The Fragrance of Fertility

It’s Molly’s favorite time of the year – chicken manure time. It’s not the fragrant aroma of spring she’s been eager for, but it’s a necessary part of our long-term plan to regenerate our soil.

It’s really hard to describe the smell of being down wind of 100 tons of chicken manure.  It’s an acrid stench that assaults your senses, almost like sticking your tongue on a nine-volt battery. You may be too young to know this sensation but trust me when I say it’s shocking.

Those who joined us on our Farm Tour last year, you might remember the memorable scent that accompanied our hayride. Unfortunately, due to a breakdown in the spreader, we couldn’t distribute the manure before the event. This hiccup is just a glimpse into the realities of farming – real challenges, real smells, and real solutions as we address our soil restoration needs.

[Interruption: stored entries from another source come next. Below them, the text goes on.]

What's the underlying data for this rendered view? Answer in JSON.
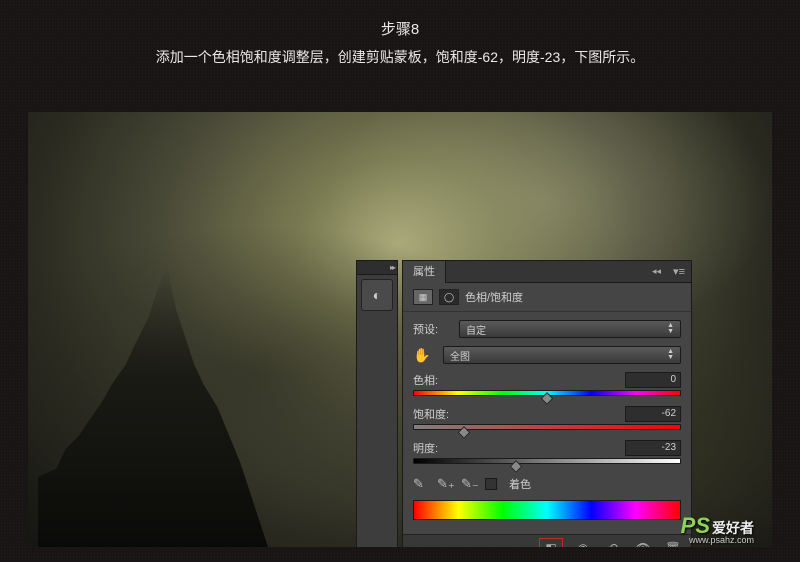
{
  "header": {
    "title": "步骤8",
    "description": "添加一个色相饱和度调整层，创建剪贴蒙板，饱和度-62，明度-23，下图所示。"
  },
  "panel": {
    "tab_label": "属性",
    "adjustment_label": "色相/饱和度",
    "preset": {
      "label": "预设:",
      "value": "自定"
    },
    "scope": {
      "value": "全图"
    },
    "hue": {
      "label": "色相:",
      "value": "0",
      "position": 50
    },
    "saturation": {
      "label": "饱和度:",
      "value": "-62",
      "position": 19
    },
    "lightness": {
      "label": "明度:",
      "value": "-23",
      "position": 38.5
    },
    "colorize": {
      "label": "着色"
    }
  },
  "watermark": {
    "logo": "PS",
    "text": "爱好者",
    "url": "www.psahz.com"
  }
}
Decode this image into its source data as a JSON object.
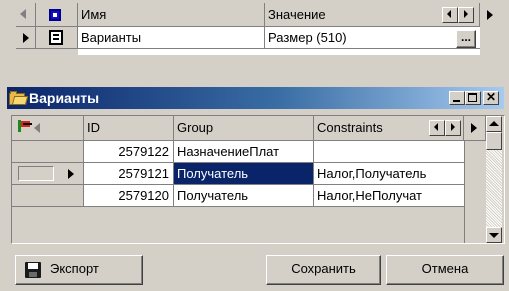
{
  "top_grid": {
    "headers": {
      "name": "Имя",
      "value": "Значение"
    },
    "row": {
      "name": "Варианты",
      "value": "Размер (510)",
      "ellipsis": "..."
    }
  },
  "dialog": {
    "title": "Варианты",
    "icon": "folder-icon",
    "controls": [
      "minimize-icon",
      "maximize-icon",
      "close-icon"
    ],
    "grid": {
      "headers": [
        "ID",
        "Group",
        "Constraints"
      ],
      "rows": [
        {
          "id": "2579122",
          "group": "НазначениеПлат",
          "constraints": ""
        },
        {
          "id": "2579121",
          "group": "Получатель",
          "constraints": "Налог,Получатель"
        },
        {
          "id": "2579120",
          "group": "Получатель",
          "constraints": "Налог,НеПолучат"
        }
      ]
    },
    "buttons": {
      "export": "Экспорт",
      "save": "Сохранить",
      "cancel": "Отмена"
    }
  },
  "colors": {
    "face": "#d4d0c8",
    "title_start": "#0a246a",
    "title_end": "#a6caf0",
    "selection": "#0a246a"
  }
}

Our ranch is in the Post Oak Savannahs of far East Williamson County. All of the neighboring properties are covered with a multitude of oak trees, however, our land was cleared many years ago.  What remains is colloquially referred to as “sugar sand.”   When the oak trees were plentiful, they would nourish and shade the soil. The leaf fall from the oaks and the multitude of understory trees cycle nutrients from deep down and deposit it on the soil surface, replenishing the organic matter thus building hummus.  This resulted in a lovely sandy loam. 

With that cycle now broken due to clear cutting, compounded by decades of conventional farming, we have to take dramatic steps to rebuild the soil and restore the land. Rotating livestock is one tool we deploy to rebuild soil (a topic we’ll review in-depth during the farm tour), but in order to accelerate the process and kickstart vegetative growth, we bring in thousands of pounds of chicken manure each year. Two hundred thousand pounds to be specific. In addition to a heavy dose of carbon (35%) poultry manure has a wonderful blend of thirteen essential nutrients to nourish the grasses and microbes in the soil. The added carbon helps retain water in the soil giving the microbes a place to live. Through the magic of photosynthesis, the plants convert sunlight into sugar to feed the microbes, and in exchange they make those nutrients bioavailable to the plants and, ultimately, the livestock.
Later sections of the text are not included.